David Lereah, the NAR's chief economist, said the fourth-quarter slowdown should stabilize during the first six months of this year, as the markets adjust to the slower economy. "The expected economic rebound in the second half of this year should bode well for all commercial real estate markets. Vacancy rates should remain generally low, while rent increases will be modest compared to the overall rate of inflation," he says. "The double-digit rent hikes we observed in a number of major markets will not be repeated in 2001, given generally weaker economic conditions."
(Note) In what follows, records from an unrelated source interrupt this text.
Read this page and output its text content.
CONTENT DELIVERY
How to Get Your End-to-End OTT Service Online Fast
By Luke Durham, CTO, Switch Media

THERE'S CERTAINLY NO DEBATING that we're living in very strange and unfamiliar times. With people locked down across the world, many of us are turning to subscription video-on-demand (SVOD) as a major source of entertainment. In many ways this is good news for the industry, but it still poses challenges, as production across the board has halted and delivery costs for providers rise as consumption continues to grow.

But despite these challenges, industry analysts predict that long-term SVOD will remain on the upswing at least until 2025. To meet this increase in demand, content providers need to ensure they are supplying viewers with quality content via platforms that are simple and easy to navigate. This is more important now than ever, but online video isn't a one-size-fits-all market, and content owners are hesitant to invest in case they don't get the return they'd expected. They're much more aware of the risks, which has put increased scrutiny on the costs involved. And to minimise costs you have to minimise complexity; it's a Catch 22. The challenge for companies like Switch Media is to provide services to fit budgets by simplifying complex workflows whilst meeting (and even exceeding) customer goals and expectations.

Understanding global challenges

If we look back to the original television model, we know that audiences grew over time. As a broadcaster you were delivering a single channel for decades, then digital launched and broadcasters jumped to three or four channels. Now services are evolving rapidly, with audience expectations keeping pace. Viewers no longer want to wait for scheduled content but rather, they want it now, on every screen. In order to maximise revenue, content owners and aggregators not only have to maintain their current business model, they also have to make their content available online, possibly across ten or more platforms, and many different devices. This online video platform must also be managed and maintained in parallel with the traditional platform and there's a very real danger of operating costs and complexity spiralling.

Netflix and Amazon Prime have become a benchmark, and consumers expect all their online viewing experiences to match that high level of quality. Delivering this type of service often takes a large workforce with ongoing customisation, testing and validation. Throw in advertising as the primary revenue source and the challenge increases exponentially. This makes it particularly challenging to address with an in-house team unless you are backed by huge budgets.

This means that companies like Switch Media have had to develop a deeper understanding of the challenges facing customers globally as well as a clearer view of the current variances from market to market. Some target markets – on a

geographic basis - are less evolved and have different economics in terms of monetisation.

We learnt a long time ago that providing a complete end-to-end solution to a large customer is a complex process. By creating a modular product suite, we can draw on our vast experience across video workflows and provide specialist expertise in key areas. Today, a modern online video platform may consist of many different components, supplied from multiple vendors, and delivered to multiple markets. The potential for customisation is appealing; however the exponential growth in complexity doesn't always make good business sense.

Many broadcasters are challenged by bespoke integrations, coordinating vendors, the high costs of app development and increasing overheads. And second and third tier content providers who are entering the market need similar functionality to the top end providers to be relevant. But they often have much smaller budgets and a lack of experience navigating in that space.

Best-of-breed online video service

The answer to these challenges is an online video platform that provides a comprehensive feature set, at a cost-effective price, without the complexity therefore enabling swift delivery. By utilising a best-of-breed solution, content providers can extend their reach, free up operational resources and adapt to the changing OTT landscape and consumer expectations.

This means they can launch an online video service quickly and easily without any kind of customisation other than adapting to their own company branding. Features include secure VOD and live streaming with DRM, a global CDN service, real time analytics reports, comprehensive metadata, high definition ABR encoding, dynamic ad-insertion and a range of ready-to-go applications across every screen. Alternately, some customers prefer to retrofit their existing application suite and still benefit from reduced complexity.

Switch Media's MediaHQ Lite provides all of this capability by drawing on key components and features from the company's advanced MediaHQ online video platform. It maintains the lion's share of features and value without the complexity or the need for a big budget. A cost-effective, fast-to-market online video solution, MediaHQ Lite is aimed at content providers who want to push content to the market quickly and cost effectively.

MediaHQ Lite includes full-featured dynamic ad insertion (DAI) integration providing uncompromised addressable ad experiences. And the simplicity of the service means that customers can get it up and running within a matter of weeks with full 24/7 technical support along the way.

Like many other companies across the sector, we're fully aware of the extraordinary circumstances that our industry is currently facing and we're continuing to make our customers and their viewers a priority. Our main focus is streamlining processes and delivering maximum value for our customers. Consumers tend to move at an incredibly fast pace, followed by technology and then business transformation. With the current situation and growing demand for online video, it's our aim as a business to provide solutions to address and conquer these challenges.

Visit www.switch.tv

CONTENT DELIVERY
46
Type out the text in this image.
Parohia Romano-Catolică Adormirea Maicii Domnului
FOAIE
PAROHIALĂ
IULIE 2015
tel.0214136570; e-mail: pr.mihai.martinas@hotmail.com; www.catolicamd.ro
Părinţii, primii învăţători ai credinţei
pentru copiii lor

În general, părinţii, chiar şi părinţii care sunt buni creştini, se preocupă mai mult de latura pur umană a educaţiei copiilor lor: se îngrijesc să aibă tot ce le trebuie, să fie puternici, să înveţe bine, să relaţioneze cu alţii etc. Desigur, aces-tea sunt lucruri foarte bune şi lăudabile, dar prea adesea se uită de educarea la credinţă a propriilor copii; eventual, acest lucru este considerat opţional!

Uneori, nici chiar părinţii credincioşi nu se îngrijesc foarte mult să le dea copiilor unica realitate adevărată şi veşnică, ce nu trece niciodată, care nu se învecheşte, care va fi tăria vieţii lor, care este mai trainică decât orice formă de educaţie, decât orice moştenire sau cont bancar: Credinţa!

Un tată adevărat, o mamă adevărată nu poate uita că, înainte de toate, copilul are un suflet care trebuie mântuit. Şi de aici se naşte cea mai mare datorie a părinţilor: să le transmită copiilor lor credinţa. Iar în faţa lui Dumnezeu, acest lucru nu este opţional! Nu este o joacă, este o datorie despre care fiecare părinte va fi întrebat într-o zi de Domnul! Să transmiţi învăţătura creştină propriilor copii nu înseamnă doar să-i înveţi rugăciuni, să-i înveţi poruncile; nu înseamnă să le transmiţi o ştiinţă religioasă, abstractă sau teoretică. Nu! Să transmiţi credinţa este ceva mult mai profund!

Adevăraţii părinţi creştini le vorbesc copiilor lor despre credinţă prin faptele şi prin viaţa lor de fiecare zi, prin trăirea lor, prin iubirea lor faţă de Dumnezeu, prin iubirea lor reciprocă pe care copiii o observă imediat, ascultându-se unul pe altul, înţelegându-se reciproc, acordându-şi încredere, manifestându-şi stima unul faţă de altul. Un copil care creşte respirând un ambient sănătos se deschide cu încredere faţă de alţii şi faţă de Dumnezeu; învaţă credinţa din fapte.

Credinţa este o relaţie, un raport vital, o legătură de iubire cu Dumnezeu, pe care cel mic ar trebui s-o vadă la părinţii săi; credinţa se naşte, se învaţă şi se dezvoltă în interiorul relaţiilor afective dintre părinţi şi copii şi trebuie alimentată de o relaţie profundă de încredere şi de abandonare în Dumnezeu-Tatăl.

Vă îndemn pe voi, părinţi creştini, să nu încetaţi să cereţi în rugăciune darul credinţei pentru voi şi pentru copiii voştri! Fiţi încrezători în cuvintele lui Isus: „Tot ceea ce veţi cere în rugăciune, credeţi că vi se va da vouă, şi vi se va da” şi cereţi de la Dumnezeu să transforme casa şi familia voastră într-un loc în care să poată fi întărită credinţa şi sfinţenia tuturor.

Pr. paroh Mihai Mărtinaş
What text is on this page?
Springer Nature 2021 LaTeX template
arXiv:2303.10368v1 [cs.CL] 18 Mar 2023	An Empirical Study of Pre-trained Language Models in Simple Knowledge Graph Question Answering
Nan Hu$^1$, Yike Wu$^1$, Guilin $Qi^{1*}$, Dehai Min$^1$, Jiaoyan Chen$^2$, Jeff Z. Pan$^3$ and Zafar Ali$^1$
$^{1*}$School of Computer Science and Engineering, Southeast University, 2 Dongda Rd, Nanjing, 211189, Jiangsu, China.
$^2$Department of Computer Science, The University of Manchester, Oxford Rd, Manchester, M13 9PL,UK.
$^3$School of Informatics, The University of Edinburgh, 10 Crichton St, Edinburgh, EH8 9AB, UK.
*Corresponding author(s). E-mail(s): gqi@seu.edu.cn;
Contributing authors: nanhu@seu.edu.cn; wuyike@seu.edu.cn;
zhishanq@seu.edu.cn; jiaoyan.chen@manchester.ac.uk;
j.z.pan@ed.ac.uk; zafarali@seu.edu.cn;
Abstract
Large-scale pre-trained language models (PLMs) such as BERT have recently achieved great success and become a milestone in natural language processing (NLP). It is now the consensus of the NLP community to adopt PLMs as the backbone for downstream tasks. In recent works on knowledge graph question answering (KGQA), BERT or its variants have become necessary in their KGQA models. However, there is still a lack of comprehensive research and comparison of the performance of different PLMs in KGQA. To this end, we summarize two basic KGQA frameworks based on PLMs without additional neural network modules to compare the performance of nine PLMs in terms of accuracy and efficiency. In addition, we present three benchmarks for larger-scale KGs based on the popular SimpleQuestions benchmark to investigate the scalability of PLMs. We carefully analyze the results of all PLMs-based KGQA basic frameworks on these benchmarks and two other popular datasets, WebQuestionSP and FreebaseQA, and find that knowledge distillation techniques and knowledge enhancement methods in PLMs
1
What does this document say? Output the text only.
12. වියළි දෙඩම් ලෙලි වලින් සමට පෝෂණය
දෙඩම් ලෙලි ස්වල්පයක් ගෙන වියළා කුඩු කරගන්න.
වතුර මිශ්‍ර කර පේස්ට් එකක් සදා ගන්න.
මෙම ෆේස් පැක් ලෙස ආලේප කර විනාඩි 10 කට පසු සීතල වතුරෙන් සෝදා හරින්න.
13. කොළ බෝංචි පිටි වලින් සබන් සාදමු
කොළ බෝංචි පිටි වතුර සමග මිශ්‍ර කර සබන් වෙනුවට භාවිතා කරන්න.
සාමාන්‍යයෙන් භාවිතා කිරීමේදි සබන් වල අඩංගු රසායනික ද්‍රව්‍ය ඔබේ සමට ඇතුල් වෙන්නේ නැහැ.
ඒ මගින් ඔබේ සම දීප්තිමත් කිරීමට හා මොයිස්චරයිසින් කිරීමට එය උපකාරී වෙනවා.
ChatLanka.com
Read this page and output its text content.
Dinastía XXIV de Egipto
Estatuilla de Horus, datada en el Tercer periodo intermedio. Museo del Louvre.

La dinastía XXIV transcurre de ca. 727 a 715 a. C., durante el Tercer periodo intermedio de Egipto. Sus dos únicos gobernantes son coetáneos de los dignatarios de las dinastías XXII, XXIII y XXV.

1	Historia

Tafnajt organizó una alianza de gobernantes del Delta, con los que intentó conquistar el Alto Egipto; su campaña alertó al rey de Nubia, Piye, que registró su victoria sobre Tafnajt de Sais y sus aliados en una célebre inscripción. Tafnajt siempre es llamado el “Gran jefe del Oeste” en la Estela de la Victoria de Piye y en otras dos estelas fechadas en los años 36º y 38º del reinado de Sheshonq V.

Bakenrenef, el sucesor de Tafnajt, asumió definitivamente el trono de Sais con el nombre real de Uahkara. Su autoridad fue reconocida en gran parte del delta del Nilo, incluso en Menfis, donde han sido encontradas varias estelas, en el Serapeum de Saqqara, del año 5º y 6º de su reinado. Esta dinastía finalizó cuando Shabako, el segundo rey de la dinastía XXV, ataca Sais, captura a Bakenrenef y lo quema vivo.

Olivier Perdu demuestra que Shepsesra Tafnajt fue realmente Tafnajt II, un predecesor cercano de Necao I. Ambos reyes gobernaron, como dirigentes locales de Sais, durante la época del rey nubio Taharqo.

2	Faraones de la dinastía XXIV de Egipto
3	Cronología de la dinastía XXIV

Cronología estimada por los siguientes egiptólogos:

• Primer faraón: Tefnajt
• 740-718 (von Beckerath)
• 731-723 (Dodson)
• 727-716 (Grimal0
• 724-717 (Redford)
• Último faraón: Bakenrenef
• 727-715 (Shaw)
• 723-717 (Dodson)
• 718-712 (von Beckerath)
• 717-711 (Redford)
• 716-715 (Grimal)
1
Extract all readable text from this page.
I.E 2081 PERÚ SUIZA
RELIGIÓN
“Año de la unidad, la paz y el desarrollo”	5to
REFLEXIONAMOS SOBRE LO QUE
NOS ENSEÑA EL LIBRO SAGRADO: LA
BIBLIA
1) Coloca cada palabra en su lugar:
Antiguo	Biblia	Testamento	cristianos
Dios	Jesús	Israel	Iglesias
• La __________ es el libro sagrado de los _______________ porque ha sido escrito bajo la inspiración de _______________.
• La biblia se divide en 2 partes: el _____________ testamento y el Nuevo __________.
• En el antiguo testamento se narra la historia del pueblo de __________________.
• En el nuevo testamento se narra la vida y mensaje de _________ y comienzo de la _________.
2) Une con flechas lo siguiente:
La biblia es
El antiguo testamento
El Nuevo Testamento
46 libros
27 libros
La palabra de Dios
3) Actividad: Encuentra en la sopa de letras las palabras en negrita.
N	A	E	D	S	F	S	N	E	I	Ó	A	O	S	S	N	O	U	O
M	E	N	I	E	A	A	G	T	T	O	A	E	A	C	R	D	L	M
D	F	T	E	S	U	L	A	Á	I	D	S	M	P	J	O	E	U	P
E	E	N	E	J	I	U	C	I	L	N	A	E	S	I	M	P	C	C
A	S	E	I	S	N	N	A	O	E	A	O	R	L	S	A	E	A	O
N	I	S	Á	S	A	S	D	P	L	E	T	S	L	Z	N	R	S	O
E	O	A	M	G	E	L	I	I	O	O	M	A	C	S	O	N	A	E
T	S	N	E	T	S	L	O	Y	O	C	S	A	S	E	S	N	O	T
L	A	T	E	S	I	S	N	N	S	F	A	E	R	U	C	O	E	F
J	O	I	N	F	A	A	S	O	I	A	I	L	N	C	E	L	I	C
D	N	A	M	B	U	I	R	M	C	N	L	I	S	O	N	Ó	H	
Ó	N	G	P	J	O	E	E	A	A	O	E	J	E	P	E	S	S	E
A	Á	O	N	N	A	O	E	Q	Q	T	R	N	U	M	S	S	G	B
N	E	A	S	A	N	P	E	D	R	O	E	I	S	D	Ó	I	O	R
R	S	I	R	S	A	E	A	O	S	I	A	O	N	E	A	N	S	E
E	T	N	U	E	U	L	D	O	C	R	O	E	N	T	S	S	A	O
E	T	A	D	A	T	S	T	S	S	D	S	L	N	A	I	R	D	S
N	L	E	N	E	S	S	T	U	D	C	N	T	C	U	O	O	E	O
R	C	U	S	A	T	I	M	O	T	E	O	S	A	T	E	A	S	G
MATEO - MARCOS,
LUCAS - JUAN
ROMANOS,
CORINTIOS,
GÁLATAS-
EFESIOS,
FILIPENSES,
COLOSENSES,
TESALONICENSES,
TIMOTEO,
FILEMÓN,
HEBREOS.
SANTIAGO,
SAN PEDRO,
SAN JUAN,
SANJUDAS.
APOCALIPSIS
In the office markets, dot-com failures and the slowing economy had a slight impact on the 54 major markets tracked during the fourth quarter, boosting inventory levels 2.9%. The vacancy rate was 9.9% for all of 2000, down from 10.3% in 1999. Its figures show inflation-adjusted office rent rose 7% last year. Construction climbed to 59 million sf in the fourth quarter, up 7% from 1999.

While the NAR predicts a moderate growth in office demand this year, it says new space will outpace it, boosting vacancy rates to 10.8%. Inflation-adjusted rents will grow at 3.8%. The hottest office markets this year are expected to be Boston, Austin, San Jose, San Diego and Orange County, CA.

In the warehouse market, the group reports manufacturing weakness led to a drop in overall inventory growth. It projects the outlook for warehouse space to be strong but weaker than last year. Warehouse rents, adjusted for inflation are projected to rise 1.2%, with the hottest markets in Milwaukee, Palm Beach County, FL, Orange County, Riverside and East Bay CA.

In the retail arena, some 26 million sf was absorbed in the fourth quarter, down 17% from the third quarter, reflecting the closing of huge retailers including Montgomery Ward and Bradlees. The NAR considers the absorption level strong. The national vacancy rate for 2000 was 9.5%, down 0.7% from 1999, and is expected to rise to 9.9% this year.

Rents rose 3.2% in the fourth quarter, down slightly from the 3.6% growth the previous quarter, and overall, rents are expected to rise only 1.8% this year. Based on rent growth, the hottest retail markets are expected to be in Palm Beach County, FL, San Francisco, Portland OR, Denver and Houston.

In the lodging market, NAR expects growth to slow in 2001 as a result of a general softening in the market. Revenue per available room is expected to grow 3.3%. Based on revenue per available room, the hottest lodging markets this year are expected to be in Boston, Los Angeles; San Francisco, Orange County and Riverside, CA.

In the multifamily sector, renter population increased in the fourth quarter, resulting in the absorption of 42,200 units. At the same time, 52,300 new units were completed, according to the NAR. In the 54 markets tracked, vacancy rates were low at 5% and rents rose 5.2%. The NAR's outlook for multifamily housing projects shows solid growth for the first six months of this year, slowing in the second half. Vacancy rates are expected to slowly rise to 5.5%. Inflation-adjusted rent is projected to increase 2.9%. Based on rent growth, the hottest multifamily markets are expected to be in Austin, San Diego, San Jose, Northern New Jersey and East Bay, CA.